Friday, April 25, 2014

Needs more ghost

Book #12 is Bellman and Black: A Ghost Story by Diane Setterfield.

I really loved Setterfield's previous book The Thirteenth Tale. It was a wonderful book so when I saw that she had another one out, awesome.

The main character is one William Bellman, the son of the black sheep of the well Bellman family (William's father had married below his station, and then ran out on William and his mother) who own the town's mill. As a boy, William and his friends are out playing one day, and, in a fit of boyish cruelty, kill a rook. This sets things in motion.

Or does it? The problem with this book is that it calls itself a ghost story, but there's really not much 'ghost' to it. You keep waiting for it to kick in somewhat. Oh there's lots of death, and death even becomes William's obsession as he goes into the mourning business, but... the ghost of the story, Mr. Black, really isn't there.

It's a beautifully written book, and it's testament to Setterfield's skill that she can make Victorian-era milling and commerce actually kind of interesting... But beyond that, the characters don't leap off the page, and William is so focused on his work, or I guess what he sees as his atonement, that he drives all personality out of himself. Which I guess is the point, since other characters even remark as much about it.

I didn't hate this book, I didn't even dislike it, but I definitely expected... more.

Tuesday, April 15, 2014

World War Snow White

Whoops, fell behind a bit again.

Book #10 is The War That Ended Peace by Margaret McMillan. I'd read McMillan's previous book, Paris 1919, about the WWI peace process and really loved it, so thought I'd check out her treatise on how the Great War was started in the first place. Especially since, this being 2014, it will be 100 years ago this summer that the War to end all wars broke out.

This was an EXTREMELY dense book. I mean, she is dealing with a cast of thousands and years of events that led to the war breaking out. It's tensions between Germany and England. And France and Germany. And Russia and Germany. And Austria-Hungary and Russia over the Balkans. And just a million other tensions and personality conflicts and war-mongering and just refusal to believe that an all encompassing European war could actually happen. Upon reading this book, you realize that the assassination of the Arch-Duke Ferdinand was really the last step before the War rather than the first step towards it. An excellent read, but definitely not an easy one.
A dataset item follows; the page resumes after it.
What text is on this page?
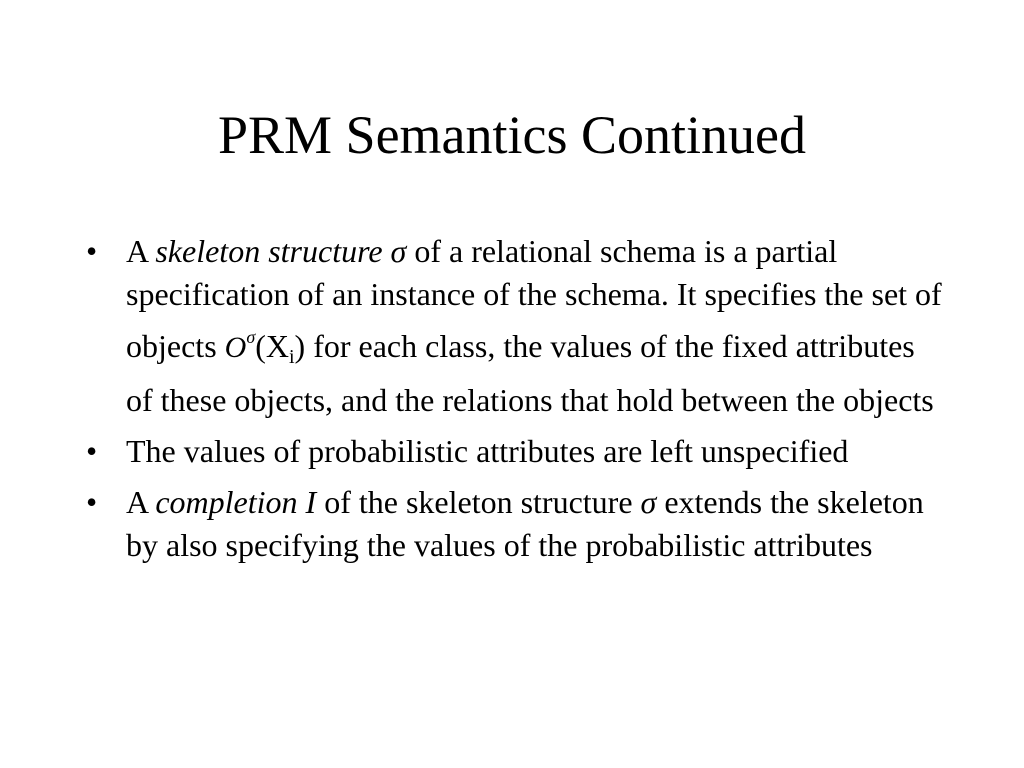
PRM Semantics Continued
• A skeleton structure σ of a relational schema is a partial specification of an instance of the schema. It specifies the set of objects $O^\sigma(X_i)$ for each class, the values of the fixed attributes of these objects, and the relations that hold between the objects
• The values of probabilistic attributes are left unspecified
• A completion I of the skeleton structure σ extends the skeleton by also specifying the values of the probabilistic attributes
An easier read was book #11, Boy, Snow, Bird by Helen Oyeyemi. A loose retelling of Snow White, the book takes place in the 1950s and centers around, and is mainly told by Boy Novak, a woman who escapes an abusive father and moves to a small town in upstate NY where she meets and marries a man and becomes step-mother to the enigmatic, beautiful young girl Snow. Now all is well until Boy has a child and that child... is not what Boy expected. Snow is sent away, Bird is raised without her half-sister and family secrets are brought to light. It's a very, very good book and there is a hell of a bomb dropped at the end, to the point where I hope to heck there's a sequel.